Plus you can record, save and play back your own performance at your desire, in case there’s a memorable (or memorably bad) performance (and there will be many of the latter) you’d like to share with the world. If you have an Eyetoy camera, you can record video performances, but that goes back to the problem in the first paragraph about giving Sony money. You can connect online and download amateur videos of other singers, you know, just in case Youtube doesn’t give you your fill of amateur karaoke.

And if you can find more than one drunk individual to sing with, then Singstar definitely excels as a multiplayer game. You can either get a second person to sing the David Bowie duet, or sing competitively for points, or play the strange party game concoction where people pass a microphone around like it’s a hot potato. Apparently, there are people all around the country having Singstar parties. I wonder if these people exist in caves and have never heard of Rock Band. Or maybe they’re Abba fans. I don’t know.   Finally, you can just be like me and play the practice mode, where you’re not scored and you can really belt out the tunes the way Freddie Mercury never intended you to.

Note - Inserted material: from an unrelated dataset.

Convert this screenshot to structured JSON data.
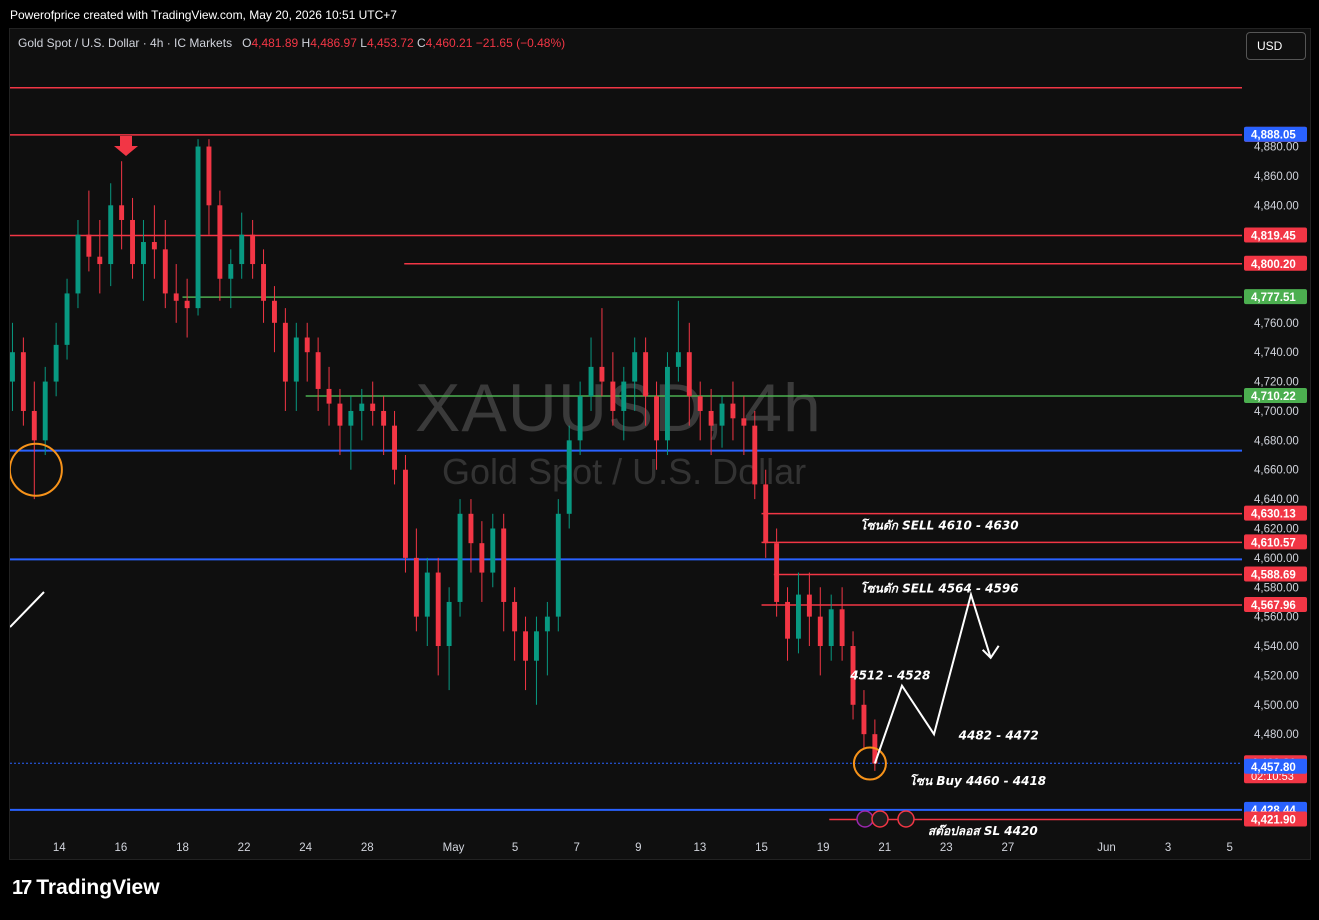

But after playing the Singstar PS3 game and this, I can safely say that this game is but a another petty track pack. There’s no historical facts or band interviews or anything that could give players insight into the spandex-clad heroes of rock. Feature for feature, menu for menu, this game is identical to that other Singstar PS3 game. It’s also something of a shame that you can’t copy the songs to the hard drive and use for that very same Singstar game.

So ultimately, it’ll be up to you to decide if 25 Queen songs is worth $45. My argument is that; it’s Queen, you’ll be hard-pressed to find any other band that will encourage people to jump off the sofa and belt vocals from the bottom of their diaphragm. Especially my fellow citizens of , walking out of the front door of the Panasonic Theatre after their hearts had been filled with joy from watching We Will Rock You. They’re going to need some way to let out all of that excitement and sexual energy, and what better way to do so than to watch the real Freddie’s real mustache do its thing?